E poi più in là, a pochi chilometri dal centro residenziale, passato il museo, si arriva nella piazza che precede il sito. Proprio lì è stato decapito e lasciato lì per qualche giorno il celebre archeologo siriano Khaled Al Asaad, catturato e poi ammazzato il 15 agosto del 2015 per essersi rifiutato di rivelare segreti e tesori del luogo che aveva custodito per più di quarant’anni. Ora a custodirlo a nome del direttore degli scavi divenuto martire e di tutti i siriani sono i soldati russi piantati all’ingresso dell’area un tempo popolata da turisti arrivati da tutto il mondo per contemplare la storia degli Imperi. Sull’asfalto ci sono ancora i crateri lasciati dalle mine anti-carro lasciate dagli uomini di Daesh e che i genieri hanno scoperchiato una ad una da sotto l’asfalto grazie all’aiuto di blindati, robot e altri apparecchi elettronici (in un mese sono stati messi in sicurezza dieci edifici di interesse storico, 23 chilometri di strade e oltre 234 ettari di terreno).

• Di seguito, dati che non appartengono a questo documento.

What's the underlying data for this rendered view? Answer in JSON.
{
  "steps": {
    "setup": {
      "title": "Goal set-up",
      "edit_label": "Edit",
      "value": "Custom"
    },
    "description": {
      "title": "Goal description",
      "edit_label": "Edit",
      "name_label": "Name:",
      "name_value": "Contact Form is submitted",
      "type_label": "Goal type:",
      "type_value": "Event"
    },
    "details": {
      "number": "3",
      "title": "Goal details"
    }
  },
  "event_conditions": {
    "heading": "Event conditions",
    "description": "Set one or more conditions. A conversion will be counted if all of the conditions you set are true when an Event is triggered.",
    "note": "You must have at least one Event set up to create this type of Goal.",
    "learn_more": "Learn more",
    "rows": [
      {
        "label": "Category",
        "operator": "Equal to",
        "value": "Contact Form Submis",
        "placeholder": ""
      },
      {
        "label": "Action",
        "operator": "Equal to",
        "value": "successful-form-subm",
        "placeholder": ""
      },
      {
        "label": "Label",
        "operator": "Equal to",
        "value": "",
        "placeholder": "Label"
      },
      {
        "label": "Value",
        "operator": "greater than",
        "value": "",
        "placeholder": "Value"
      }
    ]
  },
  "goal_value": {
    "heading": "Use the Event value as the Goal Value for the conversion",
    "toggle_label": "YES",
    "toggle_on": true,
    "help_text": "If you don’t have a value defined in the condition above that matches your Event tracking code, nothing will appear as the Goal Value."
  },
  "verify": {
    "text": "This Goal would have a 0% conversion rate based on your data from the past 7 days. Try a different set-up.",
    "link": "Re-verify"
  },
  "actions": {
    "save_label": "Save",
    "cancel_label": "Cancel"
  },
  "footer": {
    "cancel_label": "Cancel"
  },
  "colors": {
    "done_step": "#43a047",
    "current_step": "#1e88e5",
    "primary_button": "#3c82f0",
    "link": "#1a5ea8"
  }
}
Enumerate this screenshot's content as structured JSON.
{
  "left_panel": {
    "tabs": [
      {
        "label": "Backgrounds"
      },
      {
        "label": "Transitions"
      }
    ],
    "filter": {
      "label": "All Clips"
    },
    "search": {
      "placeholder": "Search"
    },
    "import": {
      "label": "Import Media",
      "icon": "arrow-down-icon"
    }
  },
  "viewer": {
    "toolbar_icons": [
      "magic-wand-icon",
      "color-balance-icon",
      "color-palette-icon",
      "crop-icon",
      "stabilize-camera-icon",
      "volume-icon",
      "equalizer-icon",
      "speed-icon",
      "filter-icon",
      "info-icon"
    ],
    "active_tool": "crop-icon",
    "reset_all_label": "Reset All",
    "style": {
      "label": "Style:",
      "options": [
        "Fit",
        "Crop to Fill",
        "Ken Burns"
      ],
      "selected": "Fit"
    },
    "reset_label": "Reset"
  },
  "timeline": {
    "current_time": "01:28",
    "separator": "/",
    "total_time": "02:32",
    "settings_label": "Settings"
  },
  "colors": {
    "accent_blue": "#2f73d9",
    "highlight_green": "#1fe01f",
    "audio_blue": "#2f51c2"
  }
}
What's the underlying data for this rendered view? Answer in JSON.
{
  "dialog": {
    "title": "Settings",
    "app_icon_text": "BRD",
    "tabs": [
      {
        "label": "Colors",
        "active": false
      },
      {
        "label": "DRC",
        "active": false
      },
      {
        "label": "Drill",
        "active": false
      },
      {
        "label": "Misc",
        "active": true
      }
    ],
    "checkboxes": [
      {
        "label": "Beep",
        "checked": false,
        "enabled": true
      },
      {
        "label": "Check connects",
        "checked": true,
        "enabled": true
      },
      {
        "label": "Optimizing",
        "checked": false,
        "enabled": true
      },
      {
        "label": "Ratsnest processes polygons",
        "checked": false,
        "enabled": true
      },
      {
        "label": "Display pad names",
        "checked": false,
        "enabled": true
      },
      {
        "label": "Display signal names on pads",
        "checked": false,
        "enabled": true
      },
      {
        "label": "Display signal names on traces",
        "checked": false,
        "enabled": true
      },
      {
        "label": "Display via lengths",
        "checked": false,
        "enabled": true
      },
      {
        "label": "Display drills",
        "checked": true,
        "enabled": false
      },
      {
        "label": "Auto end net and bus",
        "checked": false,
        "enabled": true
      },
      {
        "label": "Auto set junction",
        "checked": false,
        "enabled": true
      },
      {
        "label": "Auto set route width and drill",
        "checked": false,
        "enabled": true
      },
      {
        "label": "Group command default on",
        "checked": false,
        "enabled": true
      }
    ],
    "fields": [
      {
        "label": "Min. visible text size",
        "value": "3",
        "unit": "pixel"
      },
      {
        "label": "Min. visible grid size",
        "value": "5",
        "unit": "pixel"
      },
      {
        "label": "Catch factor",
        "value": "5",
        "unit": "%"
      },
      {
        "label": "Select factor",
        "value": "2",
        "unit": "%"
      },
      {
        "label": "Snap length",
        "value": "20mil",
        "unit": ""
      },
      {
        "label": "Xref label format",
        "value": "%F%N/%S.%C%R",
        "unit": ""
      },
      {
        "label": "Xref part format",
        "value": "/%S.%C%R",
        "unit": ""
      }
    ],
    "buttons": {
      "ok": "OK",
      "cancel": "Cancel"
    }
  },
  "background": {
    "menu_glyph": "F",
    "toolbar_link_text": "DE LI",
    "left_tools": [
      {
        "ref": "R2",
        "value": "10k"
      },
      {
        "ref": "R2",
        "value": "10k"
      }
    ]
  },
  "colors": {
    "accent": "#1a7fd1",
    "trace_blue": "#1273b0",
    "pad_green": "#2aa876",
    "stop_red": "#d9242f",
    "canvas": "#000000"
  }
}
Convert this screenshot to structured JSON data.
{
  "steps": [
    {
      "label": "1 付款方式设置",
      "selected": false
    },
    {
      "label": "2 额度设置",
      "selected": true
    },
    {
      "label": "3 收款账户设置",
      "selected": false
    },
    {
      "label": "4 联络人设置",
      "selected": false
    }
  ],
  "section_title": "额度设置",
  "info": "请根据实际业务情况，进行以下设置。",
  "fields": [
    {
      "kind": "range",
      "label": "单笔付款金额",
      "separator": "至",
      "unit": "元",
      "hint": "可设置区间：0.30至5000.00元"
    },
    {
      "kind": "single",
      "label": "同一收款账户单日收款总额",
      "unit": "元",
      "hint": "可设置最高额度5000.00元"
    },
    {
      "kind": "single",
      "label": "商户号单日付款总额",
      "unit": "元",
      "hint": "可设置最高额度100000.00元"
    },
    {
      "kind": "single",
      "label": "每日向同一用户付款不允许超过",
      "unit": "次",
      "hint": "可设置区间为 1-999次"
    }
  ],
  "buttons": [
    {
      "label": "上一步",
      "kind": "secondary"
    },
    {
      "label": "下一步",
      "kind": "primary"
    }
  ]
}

Poi il viale che porta al sito archeologico spalanca le porte ad un panorama mozzafiato che però esclude il santuario di Bel, il tempio di Baalshamin e l’arco di trionfo romano, millenarie rovine fatte esplodere dai miliziani durante i dieci mesi di occupazione. Ma dietro la furia iconoclasta c’è anche il pragmatismo e la furbizia.

All’interno del museo di Palmira i reperti archeologici sono letteralmente spartiti, la maggior parti di essi è in vendita sul mercato nero internazionale o finiti in qualche collezione privata occidentale. I video della distruzione servivano in realtà a far salire il prezzo dei reperti destinati al contrabbando. Nonostante il lavoro provvidenziale degli specialisti russi, i cartelli con la scritta “pericolo” in cirillico ci avvertono che nessuno può avvicinarsi alle rovine. Sulle mura di una tomba è inciso un tiro a segno con i segni dei proiettili, così si divertivano i terroristi nei momenti di quiete. Alcune scritte sono stampate sulle pareti. Da lontano si vede il teatro romano diventato palcoscenico delle decapitazioni gettate in mondovisione, e ancora quella via colonnata che traccia il confine tra le barbarie e la civiltà.

Ancora una volta Occidente e Oriente si siedono al tavolo delle divinità di Palmira per porre fine all’oscurantismo. La Russia e la Siria, una potenza mondiale di confessione cristiana ortodossa alleata e una nazione a maggioranza sunnita governata da un alawita, hanno sconfitto il Male nel luogo più sacro, quello dell’imperatrice Zenobia.